El también catedrático de la Universidad Autónoma Chapingo (UACh), explicó que “la economía moderna señala que el salario y la productividad van de la mano, de ahí sacan el principio de que a mayor productividad mayores salarios; sin embargo, lo que en la realidad sucede es lo contrario, es decir, que la productividad laboral ha crecido, mas no así el salario, tal como lo presenta Luis Felipe Munguía, profesor investigador de El Colegio de México”.
De acuerdo con Brasil Acosta, en una nota que publicó el diario Milenio: “Munguía demostró que de 2009 a 2014, en toda la industria manufacturera la productividad laboral creció 14.9 por ciento, mientras que las remuneraciones cayeron 2.1 por ciento”.
Otro ejemplo de esta relación inversa es la expuesta por Carlos Marx, en su obra “Trabajo Asalariado y Capital”, escrita en Bruselas, Bélgica, en el año de 1847 en forma de conferencias, donde se exponen tres elementos que hacen que la productividad del trabajo crezca: “mediante una mayor división del trabajo; empleando y perfeccionando nuevas máquinas; explotando de un modo más provechoso y más extenso las fuerzas naturales.
“Este mecanismo da como resultado una disminución del salario. Si antes el obrero realizaba todo el proceso de producción y posteriormente se le facilita el trabajo o se le simplifica su labor, ello tiende a bajar el salario”, explica.
La sustitución del obrero por la maquinaria afecta igualmente al trabajador, señala el economista “los obreros despedidos por el uso de la maquinaria, dice Marx, compiten entre sí, pues la fuerza de la necesidad les obliga a conseguir trabajo y están dispuestos a conseguir uno peor pagado con tal de tener trabajo, trabajo que los obliga a dar más de sí y a elevar la productividad sin que se eleve con ello el salario, pues la maquinaria desplaza obreros que conforman el “ejército industrial de reserva, que en términos de la oferta y la demanda, incrementan la oferta de brazos y disminuye su precio que es el salario”.
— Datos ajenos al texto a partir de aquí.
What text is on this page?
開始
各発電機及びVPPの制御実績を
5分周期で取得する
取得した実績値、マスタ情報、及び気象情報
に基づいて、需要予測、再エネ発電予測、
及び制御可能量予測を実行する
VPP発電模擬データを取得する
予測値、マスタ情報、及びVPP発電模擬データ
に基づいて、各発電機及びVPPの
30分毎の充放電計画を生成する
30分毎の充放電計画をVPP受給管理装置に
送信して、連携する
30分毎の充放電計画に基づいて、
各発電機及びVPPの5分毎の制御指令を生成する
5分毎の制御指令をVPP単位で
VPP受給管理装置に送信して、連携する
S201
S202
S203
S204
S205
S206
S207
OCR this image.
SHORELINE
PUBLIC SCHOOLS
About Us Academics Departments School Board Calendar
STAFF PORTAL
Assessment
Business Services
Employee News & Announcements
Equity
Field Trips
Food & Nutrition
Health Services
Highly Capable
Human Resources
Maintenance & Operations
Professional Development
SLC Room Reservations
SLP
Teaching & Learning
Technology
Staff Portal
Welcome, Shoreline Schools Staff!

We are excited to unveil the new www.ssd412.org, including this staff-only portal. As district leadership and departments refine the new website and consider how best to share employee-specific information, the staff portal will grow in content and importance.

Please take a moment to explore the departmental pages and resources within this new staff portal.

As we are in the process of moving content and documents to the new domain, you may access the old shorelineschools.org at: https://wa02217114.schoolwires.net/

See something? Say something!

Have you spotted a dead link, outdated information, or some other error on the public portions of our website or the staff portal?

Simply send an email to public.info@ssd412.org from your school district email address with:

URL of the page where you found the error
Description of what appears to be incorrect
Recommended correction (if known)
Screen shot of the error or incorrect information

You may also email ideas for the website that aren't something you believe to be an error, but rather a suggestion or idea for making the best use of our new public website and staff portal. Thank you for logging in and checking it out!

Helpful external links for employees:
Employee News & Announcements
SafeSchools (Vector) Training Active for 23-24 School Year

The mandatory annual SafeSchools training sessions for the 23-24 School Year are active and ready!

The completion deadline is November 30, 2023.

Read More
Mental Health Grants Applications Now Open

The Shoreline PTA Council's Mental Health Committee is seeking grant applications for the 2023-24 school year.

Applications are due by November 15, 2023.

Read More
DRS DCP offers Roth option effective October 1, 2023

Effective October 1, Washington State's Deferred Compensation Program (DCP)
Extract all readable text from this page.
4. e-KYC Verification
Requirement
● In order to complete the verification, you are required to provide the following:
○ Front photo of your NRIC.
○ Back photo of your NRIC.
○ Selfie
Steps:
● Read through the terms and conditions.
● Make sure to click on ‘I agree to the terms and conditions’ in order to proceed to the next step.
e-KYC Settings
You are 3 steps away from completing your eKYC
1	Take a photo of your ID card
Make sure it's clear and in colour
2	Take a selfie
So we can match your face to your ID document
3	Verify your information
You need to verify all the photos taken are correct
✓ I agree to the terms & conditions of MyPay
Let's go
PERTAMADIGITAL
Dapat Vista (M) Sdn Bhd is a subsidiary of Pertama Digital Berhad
Por último, indicó que “Este proceso  que dio como resultado el aumento de la productividad, contribuyó a la disminución de los salarios. Para que verdaderamente los salarios mejoren, es necesario que las empresas sacrifiquen parte de sus ganancias y eso sólo se podrá lograr cuando en México gobierne un Estado popular respaldado por las grandes mayorías educadas y organizadas”.